Not that being a woman of color has been enough to insulate Harris from criticism. On Twitter, many users expressed mixed emotions, recognizing the importance of what Harris represents while also criticizing her record, especially on criminal justice. “We will stan Kamala Harris, the first woman and black woman in the White House, till the day she enters office,” wrote Twitter user @chelseayoung23. “AND THEN the critiques shall begin okay? Okay.”
But Erica Davies, a 30-year-old voter from New York City who has both Black and Asian heritage, hopes that this moment, and the encouragement of a more diverse group of future politicians, will bring change that goes beyond representation.
“It made me kind of hopeful that things will actually change, maybe a little bit slowly, but maybe one day the country won’t be as divisive and that hopefully, one day the Democratic party will listen to people of color,” she says, “because we’re the ones who voted Trump out—it wasn’t white women or white people, it was women of color as always, saving the day. It’s really nice to see a Brown, Asian woman at the forefront of a country where there are so many of us.”

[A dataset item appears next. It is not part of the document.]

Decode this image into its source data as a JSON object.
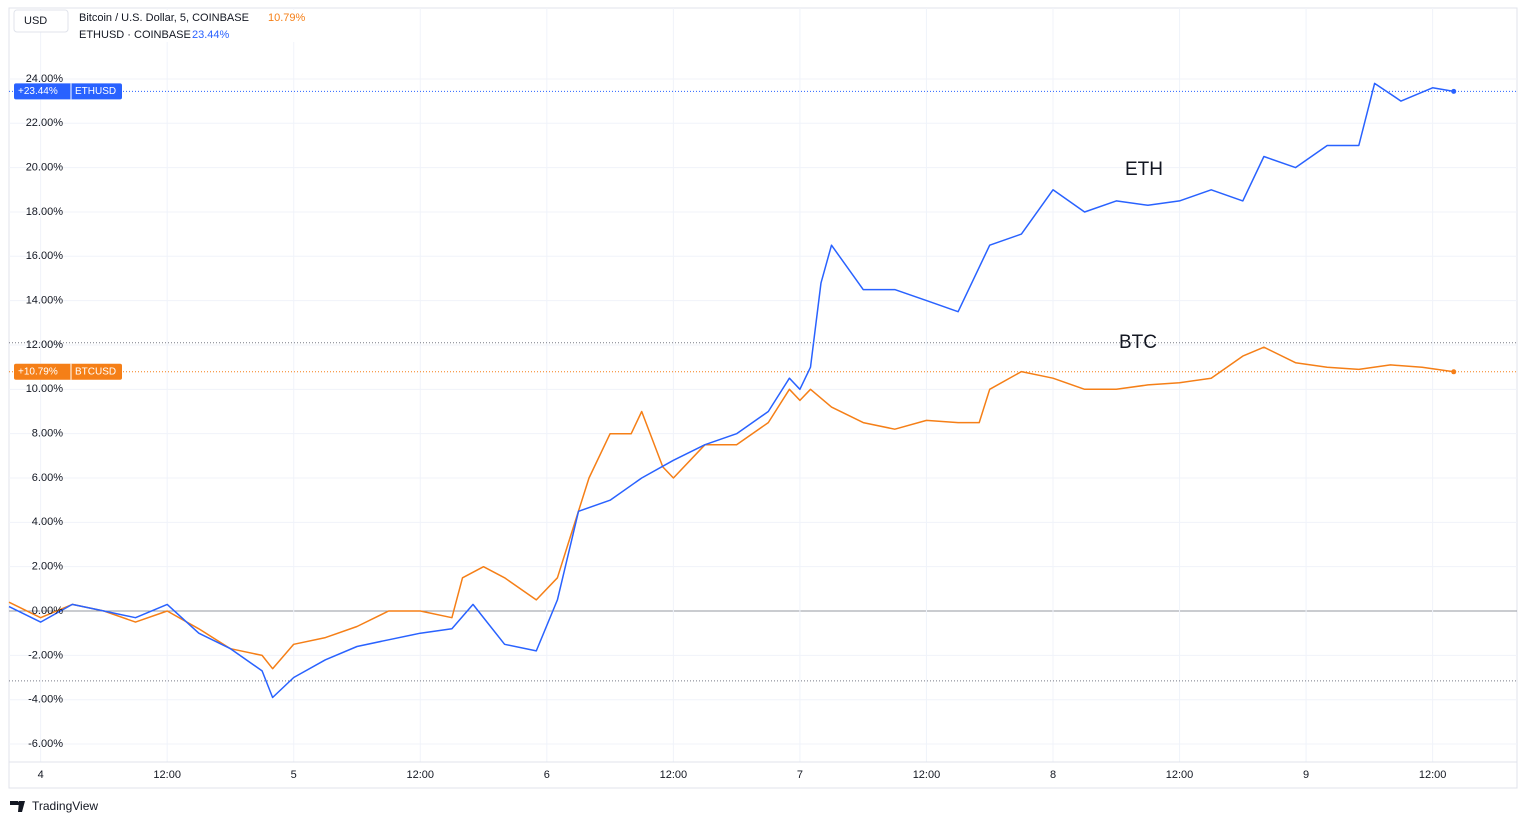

And in the meantime, the power of that representation can’t be underestimated. Davies was on the phone with her mother when she heard about Harris’ win and the two immediately discussed how important this moment would be for young girls of color.
“As a mixed Black woman, it means something to see somebody who is also Blasian in office,” she says. “For kids like me who had an identity crisis when they were little or always felt like they had to choose, it’s nice that they can see that they don’t have to and that they can really embrace all parts of themselves and the nation will hopefully do the same as well.”